The ministers along with Deputy Commissioner Keerthi Jalli, the SP and other senior officials of Cachar held talks with the locals and urged them to withdraw the economic blockade and to create an atmosphere paving the way for the restoration of peace and tranquillity on the inter-state border.
"Met the representatives of civil society in presence of Minister Parimal Suklabaidya at Lailapur civil post.......discussed on facilitating smooth movement of goods and transportation in border area maintaining peace", Singhal, who is Cachar's guardian minister, tweeted.

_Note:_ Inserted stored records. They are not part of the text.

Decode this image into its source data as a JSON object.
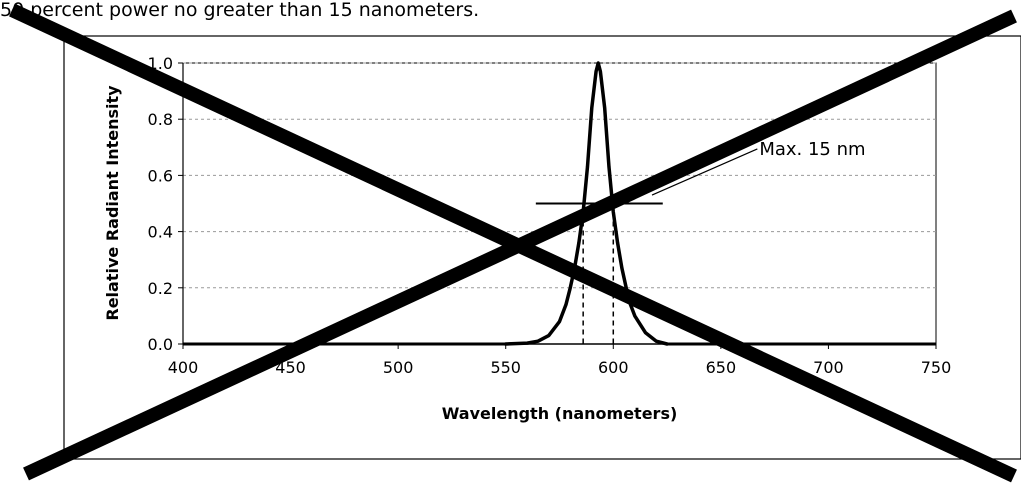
{
  "page": {
    "top_text": "50 percent power no greater than 15 nanometers."
  },
  "chart_data": {
    "type": "line",
    "title": "",
    "xlabel": "Wavelength (nanometers)",
    "ylabel": "Relative Radiant Intensity",
    "xlim": [
      400,
      750
    ],
    "ylim": [
      0,
      1.0
    ],
    "x_ticks": [
      400,
      450,
      500,
      550,
      600,
      650,
      700,
      750
    ],
    "y_ticks": [
      0.0,
      0.2,
      0.4,
      0.6,
      0.8,
      1.0
    ],
    "x_tick_labels": [
      "400",
      "450",
      "500",
      "550",
      "600",
      "650",
      "700",
      "750"
    ],
    "y_tick_labels": [
      "0.0",
      "0.2",
      "0.4",
      "0.6",
      "0.8",
      "1.0"
    ],
    "grid": {
      "horizontal": true,
      "style": "dashed"
    },
    "series": [
      {
        "peak_wavelength": 593,
        "fwhm_nm": 14,
        "x": [
          550,
          560,
          565,
          570,
          575,
          578,
          580,
          582,
          584,
          586,
          588,
          590,
          592,
          593,
          594,
          596,
          598,
          600,
          602,
          604,
          606,
          608,
          610,
          615,
          620,
          625
        ],
        "y": [
          0.0,
          0.003,
          0.01,
          0.03,
          0.08,
          0.14,
          0.2,
          0.27,
          0.36,
          0.47,
          0.63,
          0.84,
          0.97,
          1.0,
          0.97,
          0.84,
          0.63,
          0.47,
          0.36,
          0.27,
          0.2,
          0.14,
          0.1,
          0.04,
          0.01,
          0.0
        ]
      }
    ],
    "half_max_line": {
      "y": 0.5,
      "x_start": 564,
      "x_end": 623
    },
    "fwhm_markers": [
      586,
      600
    ],
    "annotation": {
      "text": "Max. 15 nm",
      "pointer_from": [
        618,
        0.53
      ],
      "text_anchor": [
        640,
        0.68
      ]
    },
    "crossed_out": true
  }
}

Minister for Environment and forests Parimal Suklabaidya, who is the local MLA of Dholai under which Lailapur falls said that the "safety of the local people is our responsibility and we assure all necessary support".
Both the ministers urged the people to refrain from any further protests or any unwanted circumstances along the routes to Mizoram to ensure a smooth flow of essentials to the neighbouring state.
The local people resorting to economic blockade have agreed to withdraw the blockade and that movement of scores of stranded trucks on the Assam side of the border is most likely to begin tonight.
The chief minister had said on Friday that though precious lives were lost in the attack "we must move ahead on the path of peace and progress. We stand committed to protect the constitutional boundaries but I appeal to our people to allow movement of goods to Mizoram".
Singhal and Border Areas Development Minister Atul Bora had visited Aizawl on 5 August and a joint statement was issued by both the governments pledging to work for peace along the interstate border.
Following the release of the joint statement, the Assam government had withdrawn the travel advisory, issued on July 29 cautioning people from visiting Mizoram.
The Assam government has maintained that there is no official 'economic blockade' along the border but the vehicles were not moving towards Mizoram fearing attacks.